Interpretable models for high-risk neuroblastoma stratification with multi-cohort copy number profiles

Although high-risk neuroblastoma (HR-NB) is clinically heterogeneous, it is treated in a similar fashion without additional risk stratification. Based on the 4 copy-number profiles with 556 HR-NB subjects and 14 potential risk factors of neuroblastoma, we develop an interpretable machine learning model with L0 penalized global AUC summary (L0GAUCS) maximization, and identify 6 and 4 molecular factors associated with overall and event-free survivals (OS and EFS) of HR-NB, respectively. We further construct a six-factor model for OS and a four-factor model for EFS, and categorize HR-NB patients into 4 subtypes (Excellent, Good, Fair, and Poor) for both OS (P=1.59e−11) and EFS (P=1.73e−06). Particularly, 14.05% and 6.75% HR-NB patients are in the Excellent (I) and Poor subtype (IV) with median OS times of 137. and 14.5 months, respectively.

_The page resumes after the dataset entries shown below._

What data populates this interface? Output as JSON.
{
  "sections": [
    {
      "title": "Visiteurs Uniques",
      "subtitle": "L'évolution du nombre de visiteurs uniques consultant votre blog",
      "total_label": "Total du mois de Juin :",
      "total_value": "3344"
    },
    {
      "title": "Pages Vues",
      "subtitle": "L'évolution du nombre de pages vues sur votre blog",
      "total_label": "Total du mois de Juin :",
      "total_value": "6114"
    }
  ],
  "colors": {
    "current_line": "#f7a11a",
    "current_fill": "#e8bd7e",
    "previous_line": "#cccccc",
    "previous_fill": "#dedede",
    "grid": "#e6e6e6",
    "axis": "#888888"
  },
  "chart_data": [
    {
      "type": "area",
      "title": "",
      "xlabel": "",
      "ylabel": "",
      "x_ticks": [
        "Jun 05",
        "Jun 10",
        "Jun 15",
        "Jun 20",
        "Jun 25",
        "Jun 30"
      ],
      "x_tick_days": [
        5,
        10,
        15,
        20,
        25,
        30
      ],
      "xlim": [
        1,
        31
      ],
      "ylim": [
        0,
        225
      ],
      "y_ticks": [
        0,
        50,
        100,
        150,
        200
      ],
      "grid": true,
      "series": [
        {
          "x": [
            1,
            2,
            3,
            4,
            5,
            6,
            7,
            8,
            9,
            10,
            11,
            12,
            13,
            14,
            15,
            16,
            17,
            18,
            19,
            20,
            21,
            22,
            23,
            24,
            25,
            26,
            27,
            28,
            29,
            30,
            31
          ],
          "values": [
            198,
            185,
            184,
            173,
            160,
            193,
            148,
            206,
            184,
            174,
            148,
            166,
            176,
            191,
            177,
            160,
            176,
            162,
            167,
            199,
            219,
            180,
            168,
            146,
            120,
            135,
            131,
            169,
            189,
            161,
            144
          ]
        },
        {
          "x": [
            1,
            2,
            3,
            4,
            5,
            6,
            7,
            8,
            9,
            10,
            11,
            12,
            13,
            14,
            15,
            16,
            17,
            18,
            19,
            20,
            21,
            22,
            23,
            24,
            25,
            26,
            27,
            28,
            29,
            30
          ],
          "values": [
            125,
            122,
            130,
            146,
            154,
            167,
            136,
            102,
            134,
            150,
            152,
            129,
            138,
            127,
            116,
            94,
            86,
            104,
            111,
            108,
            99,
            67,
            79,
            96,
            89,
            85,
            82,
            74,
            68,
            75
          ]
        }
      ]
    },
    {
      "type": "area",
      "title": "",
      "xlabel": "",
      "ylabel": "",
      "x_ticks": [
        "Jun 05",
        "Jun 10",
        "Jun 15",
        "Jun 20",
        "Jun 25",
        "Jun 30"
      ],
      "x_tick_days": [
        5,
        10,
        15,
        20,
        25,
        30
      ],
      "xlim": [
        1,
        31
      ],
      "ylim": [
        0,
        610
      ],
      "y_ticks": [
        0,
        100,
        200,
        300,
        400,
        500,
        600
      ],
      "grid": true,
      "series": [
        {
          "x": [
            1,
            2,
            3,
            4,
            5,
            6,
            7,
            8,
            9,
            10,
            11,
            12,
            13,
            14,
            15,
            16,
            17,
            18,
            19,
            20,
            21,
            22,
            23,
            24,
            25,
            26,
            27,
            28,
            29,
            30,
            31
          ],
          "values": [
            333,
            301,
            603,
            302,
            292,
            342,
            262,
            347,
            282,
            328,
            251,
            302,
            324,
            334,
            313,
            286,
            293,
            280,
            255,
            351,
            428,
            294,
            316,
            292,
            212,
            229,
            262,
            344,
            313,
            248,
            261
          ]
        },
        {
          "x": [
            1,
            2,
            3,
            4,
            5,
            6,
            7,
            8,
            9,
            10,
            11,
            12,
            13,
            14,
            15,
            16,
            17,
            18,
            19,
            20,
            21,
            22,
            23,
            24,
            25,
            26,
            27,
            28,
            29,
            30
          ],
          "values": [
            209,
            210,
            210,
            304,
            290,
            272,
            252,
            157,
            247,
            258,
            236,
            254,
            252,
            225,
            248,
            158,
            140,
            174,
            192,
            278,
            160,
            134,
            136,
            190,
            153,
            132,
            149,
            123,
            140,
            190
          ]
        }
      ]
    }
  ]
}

Patients from such distinct subtypes may be assigned to different experimental therapies in future trials. Furthermore, although it is well known that infants (children less than 1 year) has significantly better prognosis in neuroblastoma, we discover that infants with MYCN amplification (MNA+) has unfavorable OS and EFS in HR-NB. Infants with MNA+ have the hazard ratio of 2.9 (95% CI: 1.33−6.34) and P value of 3.67e−06 for OS, and hazard ratio of 2.61 (95% CI: 1.05−6.48) and P value of 0.0007 for EFS. The unexpected but important finding that the survival of infants with MNA+ has significantly worse prognosis in HR-NB may have clinical implications.